In an e-mail sent Monday to agency employees, Pentagon comptroller Robert Hale said the director of the Army Audit Agency, Patrick Fitzgerald, will replace Ms. Stephenson effective Nov. 9.


Lawmakers: Policy will block new energy

ANCHORAGE, Alaska | Dozens of U.S. representatives sent a letter to the head of the president’s Interagency Ocean Policy Task Force raising concerns it would try to block offshore energy development and cost Americans jobs.

Sixty-nine House members, including Rep. Don Young, Alaska Republican, sent the letter Monday in response to the panel’s interim report.

The task force is working on a policy for managing the country’s oceans, coasts and Great Lakes. Final recommendations are expected by December.

Rep. Doc Hastings of Washington, the ranking Republican member of the House Natural Resources Committee, said it is important the task force recognizes multiple uses of the nation’s oceans, from fishing to energy development to recreation.

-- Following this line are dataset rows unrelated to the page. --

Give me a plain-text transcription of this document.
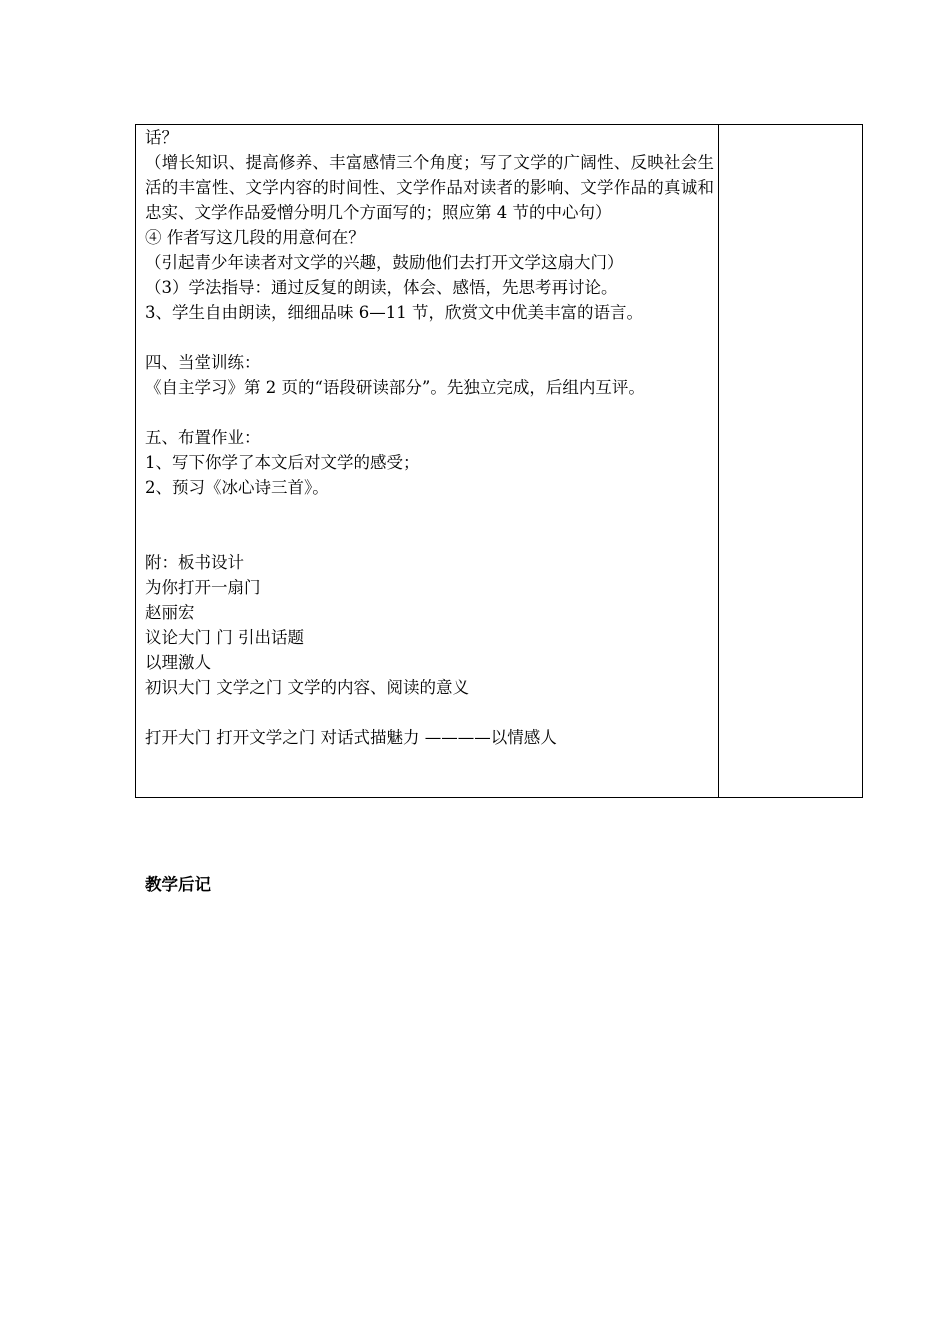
话？
（增长知识、提高修养、丰富感情三个角度；写了文学的广阔性、反映社会生活的丰富性、文学内容的时间性、文学作品对读者的影响、文学作品的真诚和忠实、文学作品爱憎分明几个方面写的；照应第 4 节的中心句）
④ 作者写这几段的用意何在？
（引起青少年读者对文学的兴趣，鼓励他们去打开文学这扇大门）
（3）学法指导：通过反复的朗读，体会、感悟，先思考再讨论。
3、学生自由朗读，细细品味 6—11 节，欣赏文中优美丰富的语言。
四、当堂训练：
《自主学习》第 2 页的“语段研读部分”。先独立完成，后组内互评。
五、布置作业：
1、写下你学了本文后对文学的感受；
2、预习《冰心诗三首》。
附：板书设计
为你打开一扇门
赵丽宏
议论大门 门 引出话题
以理激人
初识大门 文学之门 文学的内容、阅读的意义
打开大门 打开文学之门 对话式描魅力 ————以情感人

教学后记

Scalia: Rival doctrine seeks rigidity

TUCSON, Ariz. | U.S. Supreme Court Justice Antonin Scalia on Monday said those who want modern-day legal interpretations to view the U.S. Constitution through contemporary lenses are seeking rigidity, not flexibility, in the country’s justice system.

Justice Scalia is well-known as a strict constructionist in his interpretation of the Constitution. He told a Tucson audience Monday that the rival approach favors sweeping judicial decrees to shape society “coast to coast” on issues such as abortion, rather than seeking to pass laws state by state.

Justice Scalia appeared with fellow Justice Stephen G. Breyer to discuss how courts should apply the Constitution.

Justice Breyer said interpretations should consider current circumstances because society has different values than it did in the 18th century on matters such as cruel and unusual punishment.